Rildson y yo somos amigos desde hace trece años, es decir, desde que llegó a Italia desde Brasil para enseñar y difundir la capoeira brasileña.
Es una persona muy alegre y bromista, que no consigue estarse quieta y no puede evitar inventarse siempre algo original. Tiene muchísimos talentos: de las artes marciales a la música, la escritura y así sucesivamente…
Desde hace algunos años lleva adelante un proyecto de escultura, siempre ligado a su tierra, pero también a todas sus pasiones.
Con alambre de hierro, oxidado o no — el material más humilde que ha encontrado, obviamente reciclado —, narra la esclavitud, la música, la lucha, los sueños, el juego, pero también el mundo y la conciencia social.

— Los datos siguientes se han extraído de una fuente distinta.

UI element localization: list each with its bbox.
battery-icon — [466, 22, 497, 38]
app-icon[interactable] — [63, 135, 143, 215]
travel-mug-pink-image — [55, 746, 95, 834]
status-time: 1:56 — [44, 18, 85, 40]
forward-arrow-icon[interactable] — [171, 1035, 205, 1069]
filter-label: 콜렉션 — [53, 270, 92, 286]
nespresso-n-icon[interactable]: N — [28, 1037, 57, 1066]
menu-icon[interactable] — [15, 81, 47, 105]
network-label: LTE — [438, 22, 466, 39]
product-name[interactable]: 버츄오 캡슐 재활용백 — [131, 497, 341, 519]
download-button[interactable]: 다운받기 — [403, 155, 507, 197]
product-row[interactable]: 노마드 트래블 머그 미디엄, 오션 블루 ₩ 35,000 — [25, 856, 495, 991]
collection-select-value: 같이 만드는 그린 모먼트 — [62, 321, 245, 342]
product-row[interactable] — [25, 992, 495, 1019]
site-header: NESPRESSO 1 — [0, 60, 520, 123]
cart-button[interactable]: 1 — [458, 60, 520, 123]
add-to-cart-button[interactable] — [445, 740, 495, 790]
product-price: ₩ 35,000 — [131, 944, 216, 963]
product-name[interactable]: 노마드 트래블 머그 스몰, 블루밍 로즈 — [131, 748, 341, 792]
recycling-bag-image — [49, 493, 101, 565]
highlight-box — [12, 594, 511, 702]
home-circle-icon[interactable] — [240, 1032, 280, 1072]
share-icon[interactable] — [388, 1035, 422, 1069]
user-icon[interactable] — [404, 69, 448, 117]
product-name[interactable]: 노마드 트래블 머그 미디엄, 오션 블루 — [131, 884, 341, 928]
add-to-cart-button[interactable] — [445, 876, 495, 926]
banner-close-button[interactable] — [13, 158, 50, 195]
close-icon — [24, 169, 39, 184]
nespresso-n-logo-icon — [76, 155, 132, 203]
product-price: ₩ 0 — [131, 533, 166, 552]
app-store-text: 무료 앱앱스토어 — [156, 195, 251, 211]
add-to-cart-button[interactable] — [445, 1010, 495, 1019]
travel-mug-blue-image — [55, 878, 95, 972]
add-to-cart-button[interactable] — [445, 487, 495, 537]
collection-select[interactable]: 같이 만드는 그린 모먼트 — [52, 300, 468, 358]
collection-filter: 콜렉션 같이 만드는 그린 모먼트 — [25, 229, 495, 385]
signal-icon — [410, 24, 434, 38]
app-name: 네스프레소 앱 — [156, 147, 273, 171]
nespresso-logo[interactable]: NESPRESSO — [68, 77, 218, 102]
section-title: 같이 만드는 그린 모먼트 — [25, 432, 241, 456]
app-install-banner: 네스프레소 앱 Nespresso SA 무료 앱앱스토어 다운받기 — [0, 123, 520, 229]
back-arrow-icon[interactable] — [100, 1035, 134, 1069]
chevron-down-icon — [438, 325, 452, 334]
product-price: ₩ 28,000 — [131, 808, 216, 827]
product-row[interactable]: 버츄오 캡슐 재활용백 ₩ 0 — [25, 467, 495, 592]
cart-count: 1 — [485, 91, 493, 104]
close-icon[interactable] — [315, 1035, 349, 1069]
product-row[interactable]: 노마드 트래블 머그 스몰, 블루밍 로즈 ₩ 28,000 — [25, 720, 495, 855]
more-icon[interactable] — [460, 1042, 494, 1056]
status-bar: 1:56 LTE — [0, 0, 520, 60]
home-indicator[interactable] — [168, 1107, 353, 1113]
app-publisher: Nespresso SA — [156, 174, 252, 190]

Pasa muchas horas dando vida a sus estatuas: algunas están pensadas para los adultos, otras para los niños, algunas para los poetas y otras para los enamorados.
Decidimos fotografiarlas en el lugar que Rildson más ama: el mar, que también da sentido al óxido de sus alambres.
Aunque es un lugar mágico, rico en matices y colores, no es nada fácil mantener las esculturas en pie.
Por este motivo tuvimos que sumergirnos hasta la cintura en el “fresco” mar invernal.
Obviamente no bastó: tuvimos que encontrar también otras soluciones, bajo las miradas asombradas de los transeúntes curiosos.
Rellenamos las bases con piedras recogidas del fondo marino y, en cada foto, luchamos contra las olas para mantener el equilibrio de las estatuas.
Tras un atardecer pasado luchando con la naturaleza, conseguimos llevarnos a casa algunas fotos.